09 May 2019 | News
Ryaltris (olopatadine hydrochloride [665 mcg] and mometasone furoate [25 mcg]), also known as GSP 301 Nasal Spray, has been conditionally accepted by the FDA as the brand name
Glenmark Pharmaceuticals has announced positive results from a Phase 3 study of Ryaltris, an investigational fixed-dose combination nasal spray for the treatment of seasonal allergic rhinitis (SAR). The study in patients aged 6 to under 12 years met its primary endpoint in achieving clinically meaningful and statistically significant change from baseline in average morning and evening Reflective Total Nasal Symptom Score (rTNSS) compared to placebo.
Ryaltris (olopatadine hydrochloride [665 mcg] and mometasone furoate [25 mcg]), also known as GSP 301 Nasal Spray, has been conditionally accepted by the FDA as the brand name.
Mahboob Rahman, Chief Medical Officer at Glenmark Pharmaceuticals said, “It has become increasingly important to conduct studies specifically designed for pediatric patients, so that we may gain insights into potential differences in safety, efficacy and dosing compared to studies in adult and adolescent populations. We are pleased to report that the safety and effectiveness observed in this pediatric population is consistent with our overall Phase 3 development program in SAR patients 12 years of age and older. These robust data contribute to the extensive clinical background supporting the effectiveness and tolerability of Ryaltris.”

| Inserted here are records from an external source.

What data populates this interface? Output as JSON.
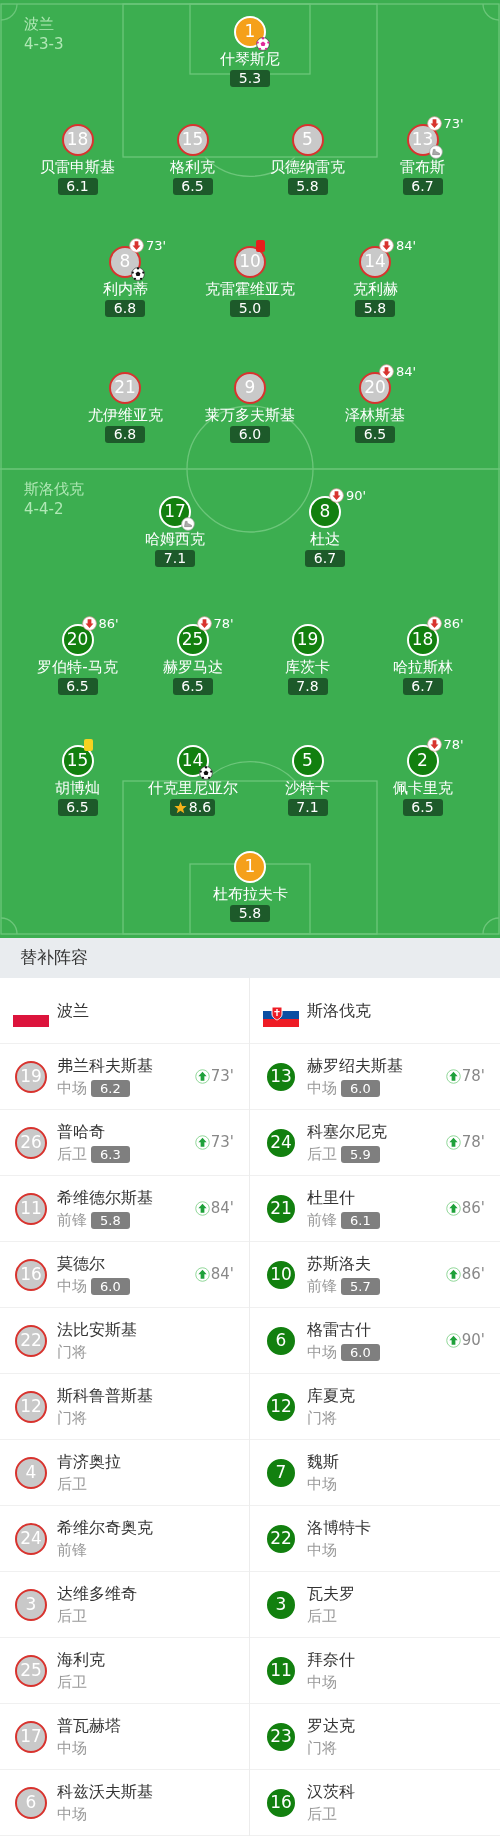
{
  "pitch": {
    "teams": [
      {
        "name": "波兰",
        "formation": "4-3-3",
        "kind": "home",
        "lines": [
          [
            {
              "number": "1",
              "name": "什琴斯尼",
              "rating": "5.3",
              "kind": "goalkeeper",
              "best": false,
              "events": [
                {
                  "kind": "own_goal"
                }
              ]
            }
          ],
          [
            {
              "number": "18",
              "name": "贝雷申斯基",
              "rating": "6.1",
              "kind": "outfield",
              "best": false
            },
            {
              "number": "15",
              "name": "格利克",
              "rating": "6.5",
              "kind": "outfield",
              "best": false
            },
            {
              "number": "5",
              "name": "贝德纳雷克",
              "rating": "5.8",
              "kind": "outfield",
              "best": false
            },
            {
              "number": "13",
              "name": "雷布斯",
              "rating": "6.7",
              "kind": "outfield",
              "best": false,
              "events": [
                {
                  "kind": "sub_off",
                  "minute": "73'"
                },
                {
                  "kind": "assist"
                }
              ]
            }
          ],
          [
            {
              "number": "8",
              "name": "利内蒂",
              "rating": "6.8",
              "kind": "outfield",
              "best": false,
              "events": [
                {
                  "kind": "sub_off",
                  "minute": "73'"
                },
                {
                  "kind": "goal"
                }
              ]
            },
            {
              "number": "10",
              "name": "克雷霍维亚克",
              "rating": "5.0",
              "kind": "outfield",
              "best": false,
              "events": [
                {
                  "kind": "red_card"
                }
              ]
            },
            {
              "number": "14",
              "name": "克利赫",
              "rating": "5.8",
              "kind": "outfield",
              "best": false,
              "events": [
                {
                  "kind": "sub_off",
                  "minute": "84'"
                }
              ]
            }
          ],
          [
            {
              "number": "21",
              "name": "尤伊维亚克",
              "rating": "6.8",
              "kind": "outfield",
              "best": false
            },
            {
              "number": "9",
              "name": "莱万多夫斯基",
              "rating": "6.0",
              "kind": "outfield",
              "best": false
            },
            {
              "number": "20",
              "name": "泽林斯基",
              "rating": "6.5",
              "kind": "outfield",
              "best": false,
              "events": [
                {
                  "kind": "sub_off",
                  "minute": "84'"
                }
              ]
            }
          ]
        ]
      },
      {
        "name": "斯洛伐克",
        "formation": "4-4-2",
        "kind": "away",
        "lines": [
          [
            {
              "number": "17",
              "name": "哈姆西克",
              "rating": "7.1",
              "kind": "outfield",
              "best": false,
              "events": [
                {
                  "kind": "assist"
                }
              ]
            },
            {
              "number": "8",
              "name": "杜达",
              "rating": "6.7",
              "kind": "outfield",
              "best": false,
              "events": [
                {
                  "kind": "sub_off",
                  "minute": "90'"
                }
              ]
            }
          ],
          [
            {
              "number": "20",
              "name": "罗伯特-马克",
              "rating": "6.5",
              "kind": "outfield",
              "best": false,
              "events": [
                {
                  "kind": "sub_off",
                  "minute": "86'"
                }
              ]
            },
            {
              "number": "25",
              "name": "赫罗马达",
              "rating": "6.5",
              "kind": "outfield",
              "best": false,
              "events": [
                {
                  "kind": "sub_off",
                  "minute": "78'"
                }
              ]
            },
            {
              "number": "19",
              "name": "库茨卡",
              "rating": "7.8",
              "kind": "outfield",
              "best": false
            },
            {
              "number": "18",
              "name": "哈拉斯林",
              "rating": "6.7",
              "kind": "outfield",
              "best": false,
              "events": [
                {
                  "kind": "sub_off",
                  "minute": "86'"
                }
              ]
            }
          ],
          [
            {
              "number": "15",
              "name": "胡博灿",
              "rating": "6.5",
              "kind": "outfield",
              "best": false,
              "events": [
                {
                  "kind": "yellow_card"
                }
              ]
            },
            {
              "number": "14",
              "name": "什克里尼亚尔",
              "rating": "8.6",
              "kind": "outfield",
              "best": true,
              "events": [
                {
                  "kind": "goal"
                }
              ]
            },
            {
              "number": "5",
              "name": "沙特卡",
              "rating": "7.1",
              "kind": "outfield",
              "best": false
            },
            {
              "number": "2",
              "name": "佩卡里克",
              "rating": "6.5",
              "kind": "outfield",
              "best": false,
              "events": [
                {
                  "kind": "sub_off",
                  "minute": "78'"
                }
              ]
            }
          ],
          [
            {
              "number": "1",
              "name": "杜布拉夫卡",
              "rating": "5.8",
              "kind": "goalkeeper",
              "best": false
            }
          ]
        ]
      }
    ]
  },
  "substitutes": {
    "title": "替补阵容",
    "teams": [
      {
        "name": "波兰",
        "kind": "poland",
        "players": [
          {
            "number": "19",
            "name": "弗兰科夫斯基",
            "position": "中场",
            "rating": "6.2",
            "sub_on": "73'"
          },
          {
            "number": "26",
            "name": "普哈奇",
            "position": "后卫",
            "rating": "6.3",
            "sub_on": "73'"
          },
          {
            "number": "11",
            "name": "希维德尔斯基",
            "position": "前锋",
            "rating": "5.8",
            "sub_on": "84'"
          },
          {
            "number": "16",
            "name": "莫德尔",
            "position": "中场",
            "rating": "6.0",
            "sub_on": "84'"
          },
          {
            "number": "22",
            "name": "法比安斯基",
            "position": "门将"
          },
          {
            "number": "12",
            "name": "斯科鲁普斯基",
            "position": "门将"
          },
          {
            "number": "4",
            "name": "肯济奥拉",
            "position": "后卫"
          },
          {
            "number": "24",
            "name": "希维尔奇奥克",
            "position": "前锋"
          },
          {
            "number": "3",
            "name": "达维多维奇",
            "position": "后卫"
          },
          {
            "number": "25",
            "name": "海利克",
            "position": "后卫"
          },
          {
            "number": "17",
            "name": "普瓦赫塔",
            "position": "中场"
          },
          {
            "number": "6",
            "name": "科兹沃夫斯基",
            "position": "中场"
          }
        ]
      },
      {
        "name": "斯洛伐克",
        "kind": "slovakia",
        "players": [
          {
            "number": "13",
            "name": "赫罗绍夫斯基",
            "position": "中场",
            "rating": "6.0",
            "sub_on": "78'"
          },
          {
            "number": "24",
            "name": "科塞尔尼克",
            "position": "后卫",
            "rating": "5.9",
            "sub_on": "78'"
          },
          {
            "number": "21",
            "name": "杜里什",
            "position": "前锋",
            "rating": "6.1",
            "sub_on": "86'"
          },
          {
            "number": "10",
            "name": "苏斯洛夫",
            "position": "前锋",
            "rating": "5.7",
            "sub_on": "86'"
          },
          {
            "number": "6",
            "name": "格雷古什",
            "position": "中场",
            "rating": "6.0",
            "sub_on": "90'"
          },
          {
            "number": "12",
            "name": "库夏克",
            "position": "门将"
          },
          {
            "number": "7",
            "name": "魏斯",
            "position": "中场"
          },
          {
            "number": "22",
            "name": "洛博特卡",
            "position": "中场"
          },
          {
            "number": "3",
            "name": "瓦夫罗",
            "position": "后卫"
          },
          {
            "number": "11",
            "name": "拜奈什",
            "position": "中场"
          },
          {
            "number": "23",
            "name": "罗达克",
            "position": "门将"
          },
          {
            "number": "16",
            "name": "汉茨科",
            "position": "后卫"
          }
        ]
      }
    ]
  }
}
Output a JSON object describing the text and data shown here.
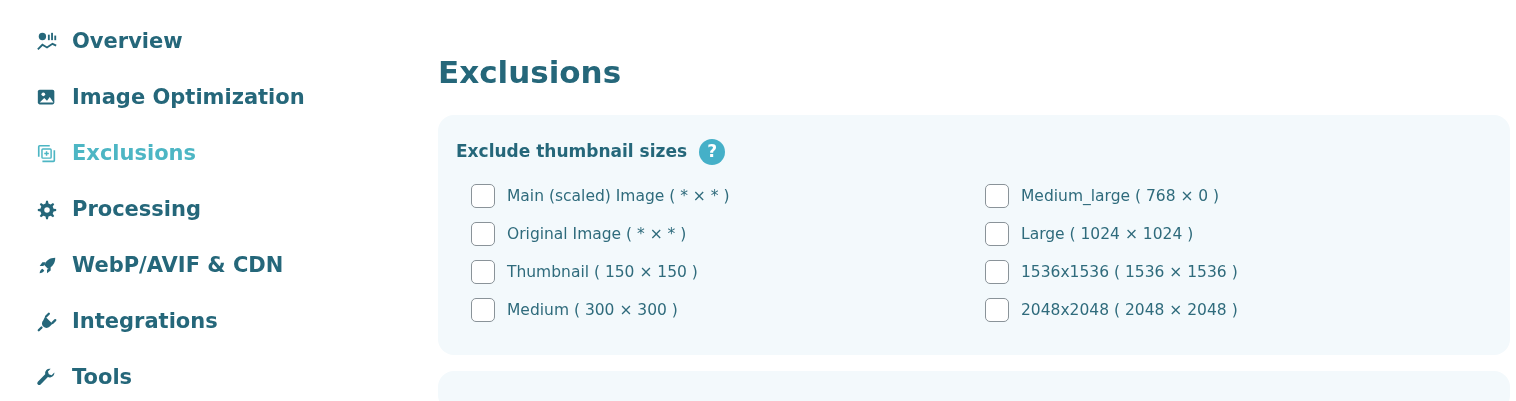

Glenmark Pharmaceuticals has studied Ryaltris in seven clinical trials involving more than 4,000 adult and adolescent patients (12 years of age and older).
If approved by the FDA, Ryaltris will be commercialized by Glenmark Therapeutics Inc. USA, a wholly-owned subsidiary of Glenmark Holding, SA, that is dedicated to launching a portfolio of branded products in the therapeutic areas of respiratory and dermatology in the US.
According to the most recent CDC data, almost 20 million adults in the United Sates are affected by seasonal allergic rhinitis every year. It is the primary diagnosis in over 11 million doctor’s visits annually and is estimated to affect more than seven percent of adults aged 18 years and over in the United States.